Financed by alcohol producer and marketer Distell, the analysis, led by independent data expert Ian McGorian of Silver Fox Consulting in collaboration with Professor Mike Murray from the University of KwaZulu-Natal School of Mathematics, Statistics and Computer Science, is titled A deep dive into the relationship between trauma admissions and lockdown measures during the Covid-19 pandemic in South Africa.
It is argued in the analysis that “the fact that trauma admissions have decreased in countries with no alcohol bans during lockdown clearly infers that other lockdown measures, apart from alcohol restrictions, are instrumental in causing trauma admissions to decrease”.
“Such counterfactuals further weaken the government’s case that it has been alcohol restrictions that have been the main driver in decreasing trauma admissions.
One cannot simply ignore the counterfactual that countries that did not impose alcohol bans also experienced a significant reduction in trauma admissions after lockdown implementation,” the analysis read.
“The evidence may appear compelling at first blush, but fails to address an effect no less important, namely that the alcohol restrictions coincided with other restrictions that may also have had an impact on trauma admissions.”

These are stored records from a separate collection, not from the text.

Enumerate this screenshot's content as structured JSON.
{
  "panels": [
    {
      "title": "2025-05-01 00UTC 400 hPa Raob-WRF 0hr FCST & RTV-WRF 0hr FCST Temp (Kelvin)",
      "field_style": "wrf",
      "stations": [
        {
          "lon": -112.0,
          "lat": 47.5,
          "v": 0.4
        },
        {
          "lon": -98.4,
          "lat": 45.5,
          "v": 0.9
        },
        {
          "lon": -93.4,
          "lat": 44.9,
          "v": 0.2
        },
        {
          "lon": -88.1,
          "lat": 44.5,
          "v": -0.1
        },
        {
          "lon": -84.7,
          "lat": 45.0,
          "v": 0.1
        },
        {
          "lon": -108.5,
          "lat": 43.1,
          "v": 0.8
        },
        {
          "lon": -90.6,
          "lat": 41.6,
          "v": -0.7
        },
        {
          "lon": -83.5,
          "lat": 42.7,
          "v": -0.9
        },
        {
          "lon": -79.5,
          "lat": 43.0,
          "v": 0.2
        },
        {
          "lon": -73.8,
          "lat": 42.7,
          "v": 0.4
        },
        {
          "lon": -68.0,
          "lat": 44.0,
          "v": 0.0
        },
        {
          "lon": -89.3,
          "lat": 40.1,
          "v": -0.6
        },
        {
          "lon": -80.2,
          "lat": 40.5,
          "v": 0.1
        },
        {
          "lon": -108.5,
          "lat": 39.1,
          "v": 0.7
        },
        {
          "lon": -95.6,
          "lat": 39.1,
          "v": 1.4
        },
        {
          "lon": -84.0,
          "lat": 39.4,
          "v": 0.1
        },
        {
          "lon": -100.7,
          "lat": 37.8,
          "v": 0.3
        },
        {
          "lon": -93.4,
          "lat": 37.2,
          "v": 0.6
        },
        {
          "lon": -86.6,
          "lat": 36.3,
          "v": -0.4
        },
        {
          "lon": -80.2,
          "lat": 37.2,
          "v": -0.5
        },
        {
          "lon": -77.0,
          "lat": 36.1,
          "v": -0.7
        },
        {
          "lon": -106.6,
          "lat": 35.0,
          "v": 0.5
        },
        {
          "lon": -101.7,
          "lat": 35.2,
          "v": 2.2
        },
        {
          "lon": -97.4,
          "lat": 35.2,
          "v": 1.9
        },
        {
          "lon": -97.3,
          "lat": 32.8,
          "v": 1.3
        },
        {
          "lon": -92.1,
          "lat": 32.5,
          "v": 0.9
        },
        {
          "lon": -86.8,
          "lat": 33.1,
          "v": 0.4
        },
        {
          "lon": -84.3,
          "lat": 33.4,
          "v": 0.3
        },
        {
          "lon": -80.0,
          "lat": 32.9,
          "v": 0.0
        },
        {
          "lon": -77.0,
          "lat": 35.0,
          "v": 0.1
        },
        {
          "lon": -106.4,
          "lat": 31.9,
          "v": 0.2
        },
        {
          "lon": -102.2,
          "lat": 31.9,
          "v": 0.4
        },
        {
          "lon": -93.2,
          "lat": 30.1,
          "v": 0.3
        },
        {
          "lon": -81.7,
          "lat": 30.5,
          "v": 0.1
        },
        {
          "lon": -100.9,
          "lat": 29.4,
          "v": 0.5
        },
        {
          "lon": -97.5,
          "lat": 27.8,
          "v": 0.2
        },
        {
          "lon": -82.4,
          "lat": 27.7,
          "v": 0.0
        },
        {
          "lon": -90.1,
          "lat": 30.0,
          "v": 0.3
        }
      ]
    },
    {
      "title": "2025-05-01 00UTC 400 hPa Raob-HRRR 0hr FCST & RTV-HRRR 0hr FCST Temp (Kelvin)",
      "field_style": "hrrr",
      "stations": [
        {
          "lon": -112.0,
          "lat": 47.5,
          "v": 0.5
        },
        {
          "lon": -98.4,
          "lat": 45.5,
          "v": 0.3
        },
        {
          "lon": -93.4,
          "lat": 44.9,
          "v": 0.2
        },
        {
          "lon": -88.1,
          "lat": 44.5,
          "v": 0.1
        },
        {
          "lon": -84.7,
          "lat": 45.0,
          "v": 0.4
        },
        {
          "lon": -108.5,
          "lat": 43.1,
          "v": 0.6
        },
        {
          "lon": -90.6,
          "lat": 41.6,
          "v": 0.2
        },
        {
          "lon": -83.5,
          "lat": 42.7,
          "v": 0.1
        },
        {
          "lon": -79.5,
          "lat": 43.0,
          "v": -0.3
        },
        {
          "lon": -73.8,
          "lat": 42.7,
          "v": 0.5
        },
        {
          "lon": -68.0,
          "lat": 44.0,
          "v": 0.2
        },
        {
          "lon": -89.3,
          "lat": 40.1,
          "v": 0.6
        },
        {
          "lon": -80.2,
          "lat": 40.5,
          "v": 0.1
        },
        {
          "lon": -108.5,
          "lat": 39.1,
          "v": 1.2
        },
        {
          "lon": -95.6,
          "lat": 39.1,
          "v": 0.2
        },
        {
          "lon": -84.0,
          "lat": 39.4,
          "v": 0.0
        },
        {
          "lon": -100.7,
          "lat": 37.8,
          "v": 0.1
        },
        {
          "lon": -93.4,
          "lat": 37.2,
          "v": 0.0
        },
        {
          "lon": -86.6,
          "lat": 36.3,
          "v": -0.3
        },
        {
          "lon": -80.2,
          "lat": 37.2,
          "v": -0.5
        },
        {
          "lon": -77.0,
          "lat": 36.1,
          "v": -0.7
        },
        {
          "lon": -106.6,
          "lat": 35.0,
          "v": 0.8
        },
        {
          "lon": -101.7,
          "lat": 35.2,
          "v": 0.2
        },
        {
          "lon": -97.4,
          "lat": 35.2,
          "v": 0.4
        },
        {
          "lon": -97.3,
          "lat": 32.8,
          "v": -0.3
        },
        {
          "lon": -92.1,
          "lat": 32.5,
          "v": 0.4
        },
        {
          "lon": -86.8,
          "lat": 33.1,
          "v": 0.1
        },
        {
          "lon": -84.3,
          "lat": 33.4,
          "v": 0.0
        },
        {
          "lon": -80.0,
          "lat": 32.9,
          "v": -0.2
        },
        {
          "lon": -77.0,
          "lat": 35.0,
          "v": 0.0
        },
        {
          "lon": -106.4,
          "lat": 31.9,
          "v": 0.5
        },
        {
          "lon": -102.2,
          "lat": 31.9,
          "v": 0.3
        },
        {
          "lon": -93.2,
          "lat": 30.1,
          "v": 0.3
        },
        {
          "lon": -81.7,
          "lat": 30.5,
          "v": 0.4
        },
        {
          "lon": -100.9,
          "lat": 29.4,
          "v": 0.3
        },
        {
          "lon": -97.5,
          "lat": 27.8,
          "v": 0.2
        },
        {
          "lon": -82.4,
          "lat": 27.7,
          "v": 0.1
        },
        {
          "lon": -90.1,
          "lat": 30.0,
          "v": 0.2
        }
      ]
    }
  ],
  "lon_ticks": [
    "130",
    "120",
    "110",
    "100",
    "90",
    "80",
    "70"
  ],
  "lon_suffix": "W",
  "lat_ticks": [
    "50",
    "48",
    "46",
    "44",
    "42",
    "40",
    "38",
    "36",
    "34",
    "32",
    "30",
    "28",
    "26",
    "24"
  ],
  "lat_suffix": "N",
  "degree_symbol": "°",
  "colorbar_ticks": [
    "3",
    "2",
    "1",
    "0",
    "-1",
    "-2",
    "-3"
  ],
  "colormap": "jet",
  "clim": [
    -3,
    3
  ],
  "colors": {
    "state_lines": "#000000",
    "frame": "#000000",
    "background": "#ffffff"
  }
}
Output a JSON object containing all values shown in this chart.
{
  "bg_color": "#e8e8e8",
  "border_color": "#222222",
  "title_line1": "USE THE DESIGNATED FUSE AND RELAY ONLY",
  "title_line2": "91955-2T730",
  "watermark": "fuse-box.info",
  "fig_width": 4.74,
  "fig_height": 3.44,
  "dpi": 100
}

Meanwhile, the analysis received support from other stakeholders in the alcohol industry value chain, who also expressed their views against the alcohol ban.
The National Liquor Traders Council convener said they did not believe an alcohol ban was the answer, even at the time when Covid-19 was shattering the country, its people and the economy.
“This analysis clearly shows the need for a more balanced approach. We have worked with the liquor industry to put in place a number of initiatives to reduce the harm caused by alcohol abuse, and ensure compliance with Covid-19 protocols and liquor licence conditions among traders,” he said.
“We have asked for improved enforcement of regulations relating to alcohol sales, including strict adherence to licence conditions and amendments to the regulations to address the lack of enforcement of Covid-19 regulations. We firmly believe that these alternatives are important and will go a long way towards helping prevent the spread of Covid-19, while protecting livelihoods.”
The group chief executive of Distell, Richard Rushton, expressed the industry’s commitment towards curbing Covid-19. “We are all on the same side, and we want to help find solutions. We are very clear that alcohol abuse is unacceptable and causes harm. Our view is that the focus must be on finding ways to deal with high-risk drinkers, rather than using blunt instruments that penalise all South Africans. Any proposed new regulations need to be evidence-based, be rational and target problem areas.”
The analysis was also welcomed by the glass manufacturing giant, Consol.
“This in-depth analysis is most welcome given the devastating impact the alcohol bans have had on companies across the alcohol supply chain, including Consol. The glass industry has lost several billion rands in turnover and production during the alcohol bans and has only recently recovered to pre-Covid-19 levels,” said Consol chief executive Mike Arnold. “It’s constructive to have an informed and objective basis to determine how we can proactively and better support the government to halt the Covid-19 pandemic.”
The department of health is yet to react to the analysis which was only released on Thursday morning.